With the ailing economy, any tax increase will draw public skepticism, if not anger. Avery, however, said that all property owners should expect a three percent yearly property tax increase, regardless of economic conditions.
There is little doubt the county will approve its increase. Up to this point, county budget shortfalls have been covered by reserve funds. These have been cut in half, to about $4 million. This is now an unacceptable level, with the commissioners stating that depleting these funds any further would endanger the county if there were to be an emergency.
“It is at the point where we must live within our means," Grennan said; echoing a sentiment that has been voiced by all county employees from the commissioners on down. Added acting assistant budget director Susanne Yost “there are certain costs that are out of our control.”
The latest budget adds up to $81 million, $10 million less than the numbers for 2007 when concerns about the budget first surfaced. During this time the county has taken a number of budget-cutting measures, the most drastic being the closure of county offices on Friday. This has saved utility and fuel costs, since employees are no longer using county cars to travel on Friday.
The largest savings resulting from the closure is personnel, as it has prompted an average 10 percent decrease in hours, and the corresponding salary and benefits cost.
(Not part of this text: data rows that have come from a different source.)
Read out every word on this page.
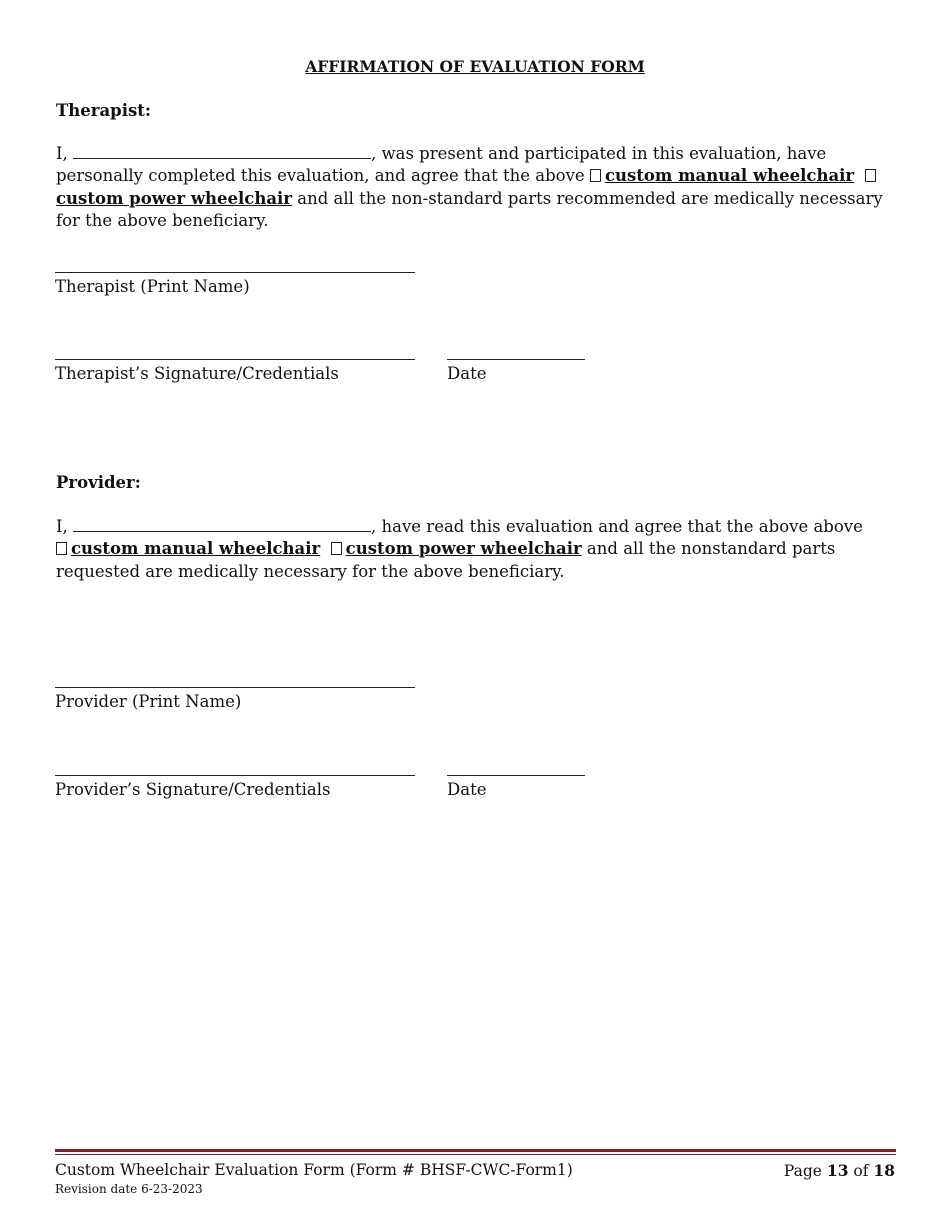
AFFIRMATION OF EVALUATION FORM
Therapist:
I,	, was present and participated in this evaluation, have personally completed this evaluation, and agree that the above custom manual wheelchair  custom power wheelchair and all the non-standard parts recommended are medically necessary for the above beneficiary.
Therapist (Print Name)
Therapist’s Signature/Credentials	Date
Provider:
I,	, have read this evaluation and agree that the above above
custom manual wheelchair custom power wheelchair and all the nonstandard parts requested are medically necessary for the above beneficiary.
Provider (Print Name)
Provider’s Signature/Credentials	Date
Custom Wheelchair Evaluation Form (Form # BHSF-CWC-Form1)
Revision date 6-23-2023
Page 13 of 18
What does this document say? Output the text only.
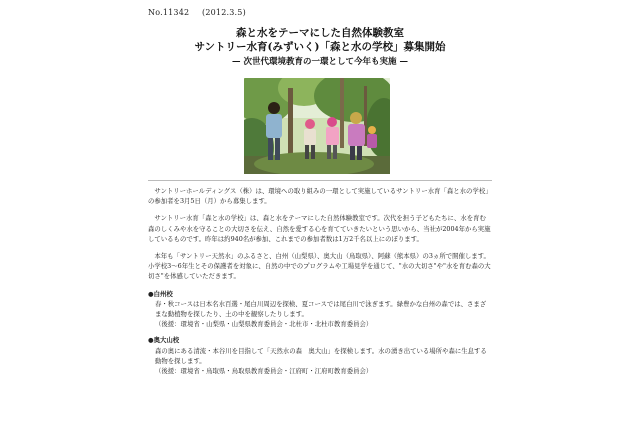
No.11342 (2012.3.5)
森と水をテーマにした自然体験教室
サントリー水育(みずいく)「森と水の学校」募集開始
— 次世代環境教育の一環として今年も実施 —

サントリーホールディングス（株）は、環境への取り組みの一環として実施しているサントリー水育「森と水の学校」の参加者を3月5日（月）から募集します。

サントリー水育「森と水の学校」は、森と水をテーマにした自然体験教室です。次代を担う子どもたちに、水を育む森のしくみや水を守ることの大切さを伝え、自然を愛する心を育てていきたいという思いから、当社が2004年から実施しているものです。昨年は約940名が参加、これまでの参加者数は1万2千名以上にのぼります。

本年も「サントリー天然水」のふるさと、白州（山梨県）、奥大山（鳥取県）、阿蘇（熊本県）の3ヵ所で開催します。小学校3〜6年生とその保護者を対象に、自然の中でのプログラムや工場見学を通じて、"水の大切さ"や"水を育む森の大切さ"を体感していただきます。

●白州校
春・秋コースは日本名水百選・尾白川周辺を探検、夏コースでは尾白川で泳ぎます。緑豊かな白州の森では、さまざまな動植物を探したり、土の中を観察したりします。
（後援：環境省・山梨県・山梨県教育委員会・北杜市・北杜市教育委員会）
●奥大山校
森の奥にある清流・本谷川を目指して「天然水の森　奥大山」を探検します。水の湧き出ている場所や森に生息する動物を探します。
（後援：環境省・鳥取県・鳥取県教育委員会・江府町・江府町教育委員会）
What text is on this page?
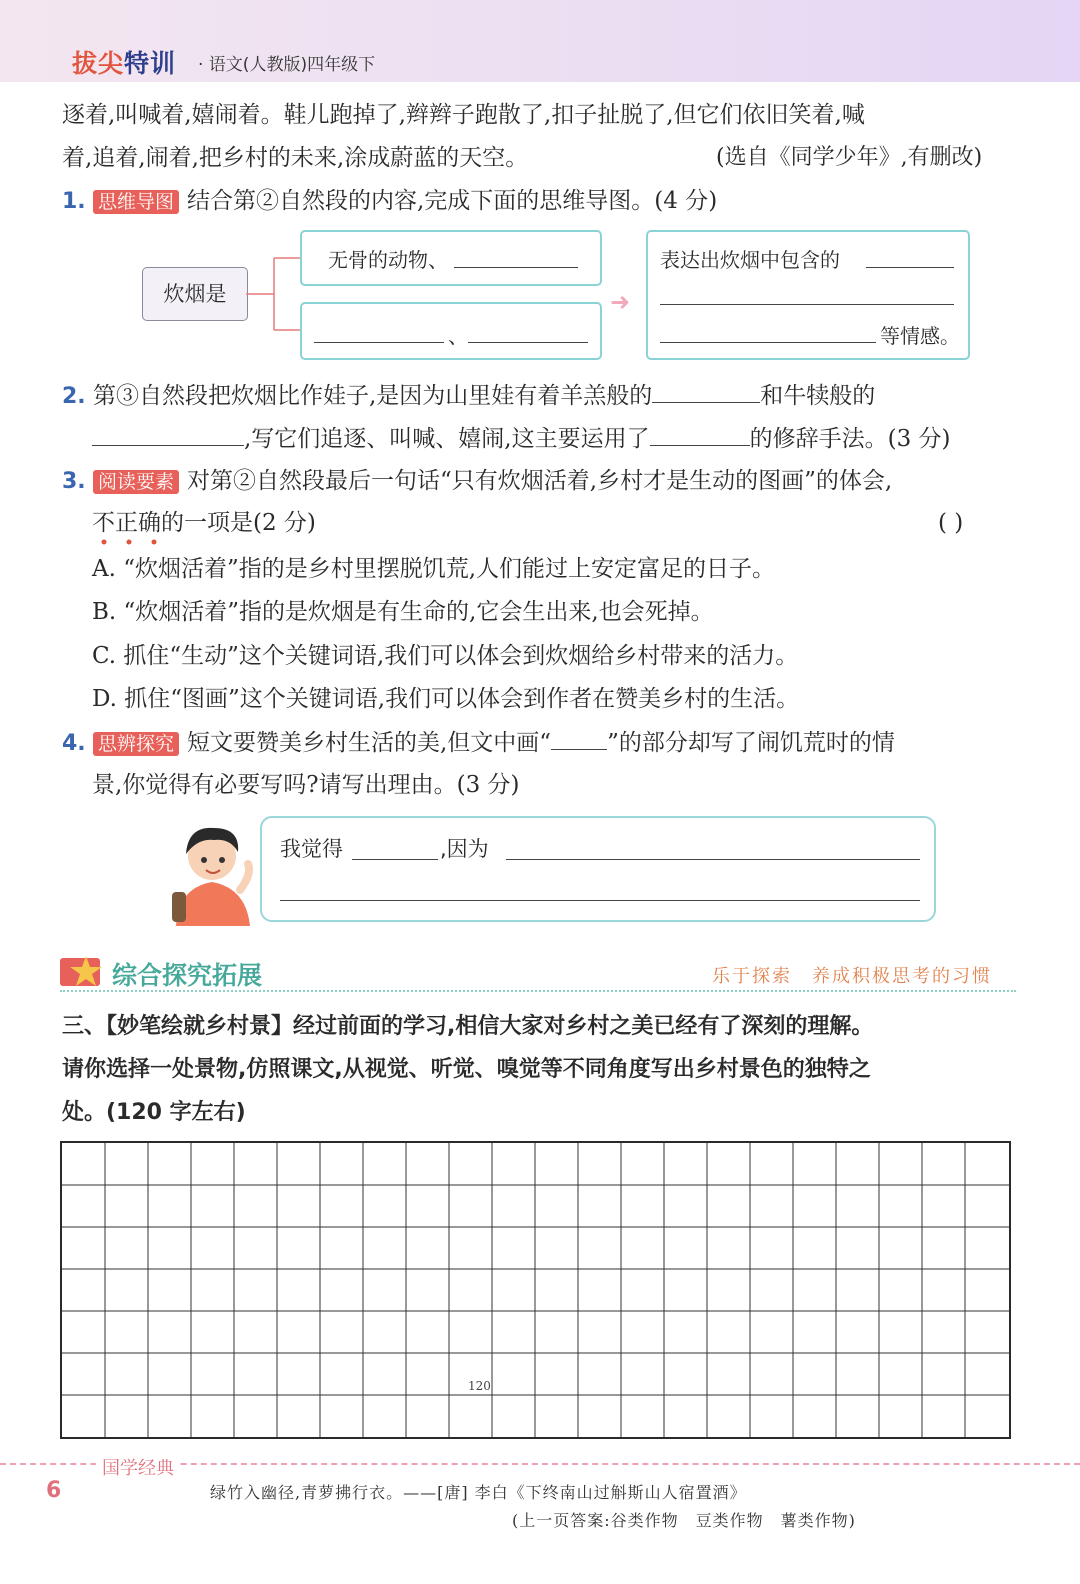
拔尖特训 · 语文(人教版)四年级下
逐着,叫喊着,嬉闹着。鞋儿跑掉了,辫辫子跑散了,扣子扯脱了,但它们依旧笑着,喊
着,追着,闹着,把乡村的未来,涂成蔚蓝的天空。	(选自《同学少年》,有删改)
1. 思维导图 结合第②自然段的内容,完成下面的思维导图。(4 分)
炊烟是
无骨的动物、
、
➜
表达出炊烟中包含的
等情感。
2. 第③自然段把炊烟比作娃子,是因为山里娃有着羊羔般的	和牛犊般的
,写它们追逐、叫喊、嬉闹,这主要运用了	的修辞手法。(3 分)
3. 阅读要素 对第②自然段最后一句话“只有炊烟活着,乡村才是生动的图画”的体会,
不正确的一项是(2 分)	( )
A. “炊烟活着”指的是乡村里摆脱饥荒,人们能过上安定富足的日子。
B. “炊烟活着”指的是炊烟是有生命的,它会生出来,也会死掉。
C. 抓住“生动”这个关键词语,我们可以体会到炊烟给乡村带来的活力。
D. 抓住“图画”这个关键词语,我们可以体会到作者在赞美乡村的生活。
4. 思辨探究 短文要赞美乡村生活的美,但文中画“ ”的部分却写了闹饥荒时的情
景,你觉得有必要写吗?请写出理由。(3 分)
我觉得	,因为
综合探究拓展	乐于探索　养成积极思考的习惯
三、【妙笔绘就乡村景】经过前面的学习,相信大家对乡村之美已经有了深刻的理解。
请你选择一处景物,仿照课文,从视觉、听觉、嗅觉等不同角度写出乡村景色的独特之
处。(120 字左右)
120
国学经典
6	绿竹入幽径,青萝拂行衣。——[唐] 李白《下终南山过斛斯山人宿置酒》
(上一页答案:谷类作物　豆类作物　薯类作物)
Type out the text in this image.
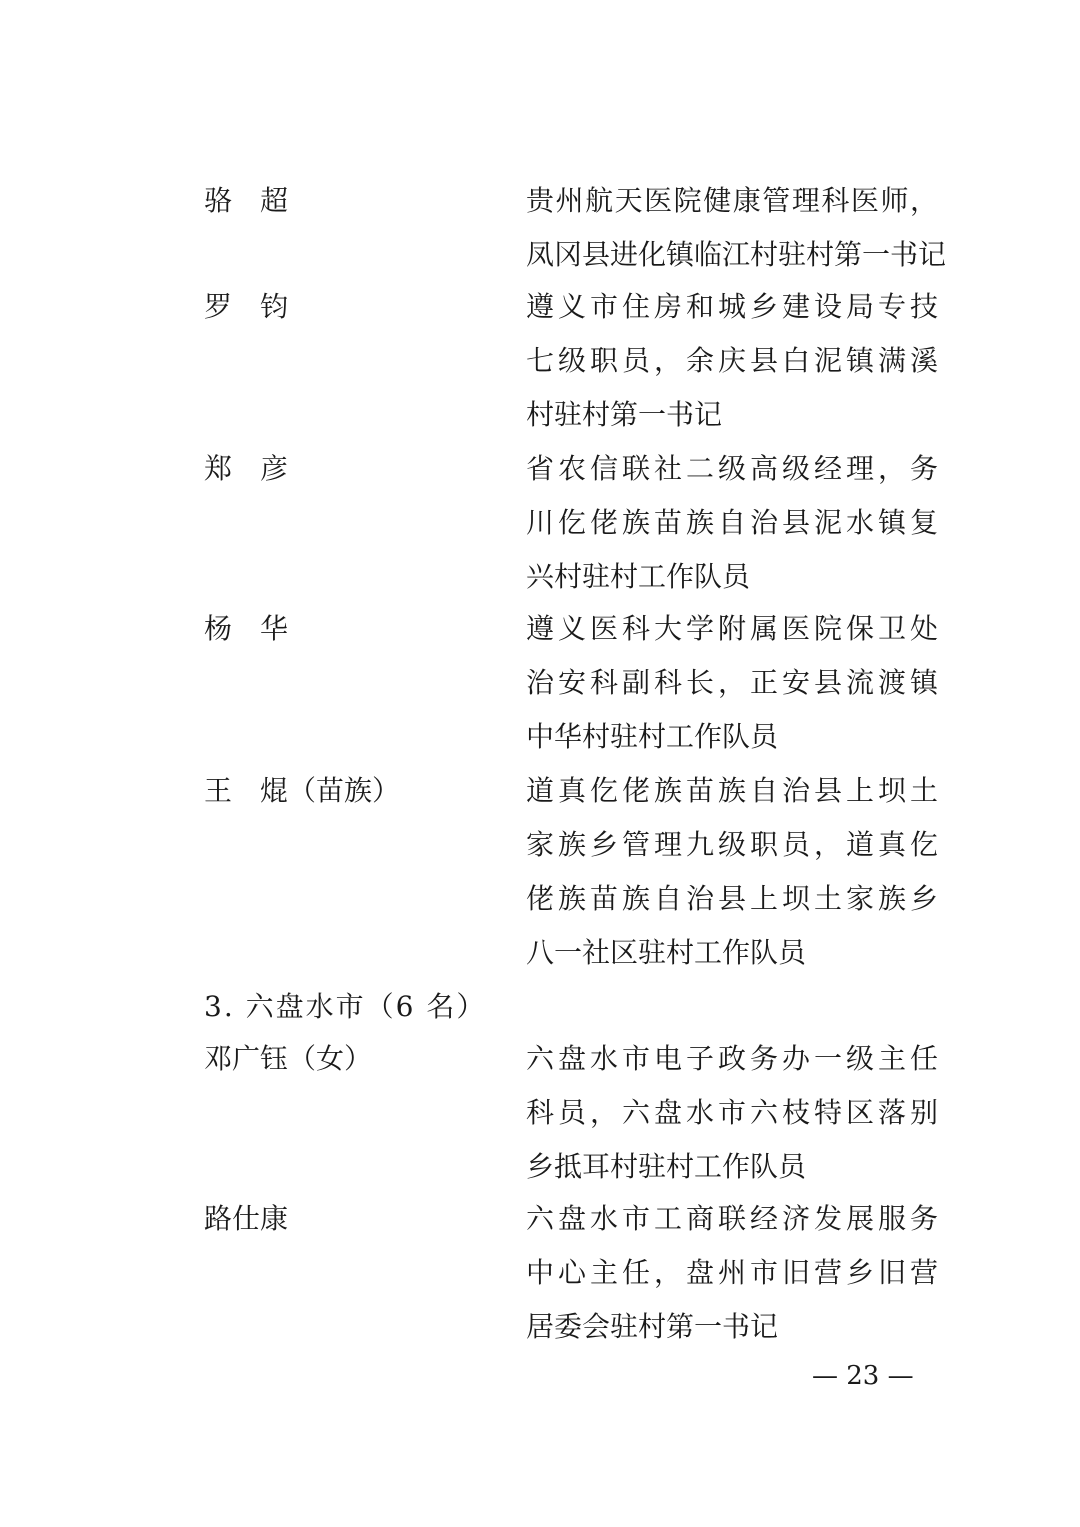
骆　超	贵州航天医院健康管理科医师，
凤冈县进化镇临江村驻村第一书记
罗　钧	遵义市住房和城乡建设局专技
七级职员，余庆县白泥镇满溪
村驻村第一书记
郑　彦	省农信联社二级高级经理，务
川仡佬族苗族自治县泥水镇复
兴村驻村工作队员
杨　华	遵义医科大学附属医院保卫处
治安科副科长，正安县流渡镇
中华村驻村工作队员
王　焜（苗族）	道真仡佬族苗族自治县上坝土
家族乡管理九级职员，道真仡
佬族苗族自治县上坝土家族乡
八一社区驻村工作队员
3. 六盘水市（6 名）
邓广钰（女）	六盘水市电子政务办一级主任
科员，六盘水市六枝特区落别
乡抵耳村驻村工作队员
路仕康	六盘水市工商联经济发展服务
中心主任，盘州市旧营乡旧营
居委会驻村第一书记
— 23 —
Additionally, there will be no salary increases for anyone in 2010. And while Grennan stops short of saying that county employees are lucky to be working, she said “the new salary increase is no decrease.”
The county is attempting to compensate for cuts in actual services with an increase in a depth of virtual ones, improving the scope of the county web site. This only works up to a point. County Treasurer Barbara Stephenson said the real estate community is already inconvenienced by the inability to complete a title transaction on Friday.
Such cutbacks may not be “sexy,” in the words of County Clerk Dave Peterson. He feels administrative decreases have an equal significance to the loss of a sheriff’s deputy, a possibility that gets the public attention.
Other “unsexy" actions included a hiring freeze, spending freeze, travel cutbacks and personnel layoffs.
Additionally, the county has consolidated services, with two key responsibilities moved out of the Administrative Services Department. Facilities management has been moved into the Information Services Department, and the Personnel Department has taken on the administration of the block grants program--a move that Grennan said “makes sense.”
As the Administrative Services Department is losing its director, the departing Shawn Gabriel, his replacement will earn a lower salary. This could save about $15,000, with a similar savings attributable to Grennan’s own 15 percent volunteer pay cut.
If all of these consolidations are such good ideas, members of the public may wonder why they were not implemented in an earlier budget cycle. The unofficial answer is they weren’t needed, and that it would be difficult to lay off employees when the money to pay them is available. Grennan said that spending will never return to previous levels and that governments will operate on a leaner model in the future.
“Sometimes it takes a crisis to force a new way of doing business,” she said.
* corrected from an earlier version.